In this section of the novel, strict hierarchies of race, class, and gender continue to appear as a recurring motif for the theme of Racial and Ethnic Tensions in 1920s America. These hierarchies dictate how people of various races, social classes, and genders interact with each other, even in moments of crisis. When groundskeeper Duncan Shelton arrives at Longview to tell the Shacklefords about Two Feathers’s accident, he hesitates before delivering the news after Lewis Shackleford addresses him directly. Social hierarchies dictate that Shelton “should address [Shackleford] first” before his son; however, because Lewis spoke first, Shelton is unsure to whom he should speak. Ultimately, Shelton “looked at the sky” to avoid offending either man (91). The fact that Shelton defers to social hierarchies before delivering news of a possibly fatal accident highlights the deeply ingrained nature of these hierarchies in 1920s Tennessee.

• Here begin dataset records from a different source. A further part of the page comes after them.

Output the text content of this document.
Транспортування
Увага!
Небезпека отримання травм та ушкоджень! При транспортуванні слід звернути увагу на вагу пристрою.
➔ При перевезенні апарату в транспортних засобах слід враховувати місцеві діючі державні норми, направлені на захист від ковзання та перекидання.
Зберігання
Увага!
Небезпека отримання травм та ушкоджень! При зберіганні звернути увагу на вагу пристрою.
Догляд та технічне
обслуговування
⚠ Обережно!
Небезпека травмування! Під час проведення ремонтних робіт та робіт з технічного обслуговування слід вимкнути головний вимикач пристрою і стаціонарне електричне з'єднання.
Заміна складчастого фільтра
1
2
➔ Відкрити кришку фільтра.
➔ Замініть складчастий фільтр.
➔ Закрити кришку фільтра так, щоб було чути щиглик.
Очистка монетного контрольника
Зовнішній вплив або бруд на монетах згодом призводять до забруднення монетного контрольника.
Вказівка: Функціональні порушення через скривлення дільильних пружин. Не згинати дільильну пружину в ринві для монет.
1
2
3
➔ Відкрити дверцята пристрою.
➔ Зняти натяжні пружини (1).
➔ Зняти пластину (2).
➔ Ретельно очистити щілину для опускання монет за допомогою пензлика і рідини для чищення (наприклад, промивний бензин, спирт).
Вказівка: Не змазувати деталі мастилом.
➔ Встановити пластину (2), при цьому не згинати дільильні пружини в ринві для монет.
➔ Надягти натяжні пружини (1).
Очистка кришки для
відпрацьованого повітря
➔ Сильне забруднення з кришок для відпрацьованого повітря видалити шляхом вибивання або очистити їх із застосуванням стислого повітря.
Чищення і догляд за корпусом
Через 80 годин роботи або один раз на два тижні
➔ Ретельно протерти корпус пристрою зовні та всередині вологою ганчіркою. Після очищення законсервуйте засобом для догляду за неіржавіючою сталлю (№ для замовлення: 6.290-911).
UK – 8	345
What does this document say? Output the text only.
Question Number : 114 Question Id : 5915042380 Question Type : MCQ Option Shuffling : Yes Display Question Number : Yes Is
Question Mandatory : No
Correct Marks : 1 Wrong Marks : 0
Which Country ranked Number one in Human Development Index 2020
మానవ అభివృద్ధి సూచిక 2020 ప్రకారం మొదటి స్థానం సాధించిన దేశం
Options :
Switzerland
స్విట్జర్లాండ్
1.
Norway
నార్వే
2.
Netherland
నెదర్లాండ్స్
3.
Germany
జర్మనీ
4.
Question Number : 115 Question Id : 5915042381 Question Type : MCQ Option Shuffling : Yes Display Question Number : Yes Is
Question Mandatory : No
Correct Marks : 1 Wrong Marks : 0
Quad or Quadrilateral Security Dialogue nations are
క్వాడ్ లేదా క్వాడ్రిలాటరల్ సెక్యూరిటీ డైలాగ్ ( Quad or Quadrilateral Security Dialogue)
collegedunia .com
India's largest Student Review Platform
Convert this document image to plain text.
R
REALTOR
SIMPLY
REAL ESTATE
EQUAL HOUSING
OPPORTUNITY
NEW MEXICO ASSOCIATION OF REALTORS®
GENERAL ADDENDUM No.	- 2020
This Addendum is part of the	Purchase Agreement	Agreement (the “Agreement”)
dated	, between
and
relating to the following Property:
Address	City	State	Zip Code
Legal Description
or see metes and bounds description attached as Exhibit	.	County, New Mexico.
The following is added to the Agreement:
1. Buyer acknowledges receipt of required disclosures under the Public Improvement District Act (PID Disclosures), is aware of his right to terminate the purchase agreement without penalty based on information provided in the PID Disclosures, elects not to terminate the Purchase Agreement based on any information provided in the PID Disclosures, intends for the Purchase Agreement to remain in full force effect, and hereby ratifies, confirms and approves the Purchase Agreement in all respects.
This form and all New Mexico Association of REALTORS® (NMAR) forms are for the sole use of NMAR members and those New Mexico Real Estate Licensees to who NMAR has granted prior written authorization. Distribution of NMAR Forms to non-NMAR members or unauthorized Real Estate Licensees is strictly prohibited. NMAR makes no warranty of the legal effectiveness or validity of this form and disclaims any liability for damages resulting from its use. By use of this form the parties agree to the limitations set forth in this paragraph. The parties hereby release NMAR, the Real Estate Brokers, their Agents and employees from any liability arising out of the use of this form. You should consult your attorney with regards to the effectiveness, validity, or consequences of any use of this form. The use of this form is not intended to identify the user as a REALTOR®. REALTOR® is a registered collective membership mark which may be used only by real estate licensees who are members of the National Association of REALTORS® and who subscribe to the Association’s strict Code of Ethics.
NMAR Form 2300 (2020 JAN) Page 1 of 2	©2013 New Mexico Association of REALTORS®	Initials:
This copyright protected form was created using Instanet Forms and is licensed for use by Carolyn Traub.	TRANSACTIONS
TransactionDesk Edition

When Shackleford’s wife May and sister-in-law Maggie join the rescue mission to the caves below Glendale, the sisters’ deference to the egos of the men in their party highlights their awareness of the strict gender hierarchy governing their world. Maggie is described as “one of the most prominent suffragists in the South” (94), in addition to being president of several civic organizations. May is described as “as great a force to be reckoned with as was her sister” (96). Because of Maggie’s ferocious driving, the sisters arrive at the mouth of the cave before the men. However, despite their determination and obvious fortitude, the sisters decide to wait until the men arrive to enter the cave, knowing that they “will want to lead” (96).
Similarly, Verble highlights the racial hierarchies dominating the culture of the American South in the debate over which hospital to take Two Feathers to after her injury. Glendale Park is serviced by two hospitals: Protestant Hospital, which is reserved for white people, and Hubbard Hospital, which accepts Black patients. Before loading Two into the ambulance, her rescuers debate where Two belongs. When Clive insists that Two is “not a Negro,” a fireman responds with some disdain that “she’s not white” (106). May Shackleford’s insistence ensures that Two is brought to Protestant, highlighting the power of white privilege and wealth in this historical context. However, while the white hospital admits Two, they keep her separated from other patients. The focus on racial hierarchies in moments of crisis highlights the importance of institutionalized racial oppression in Tennessee in the 1920s.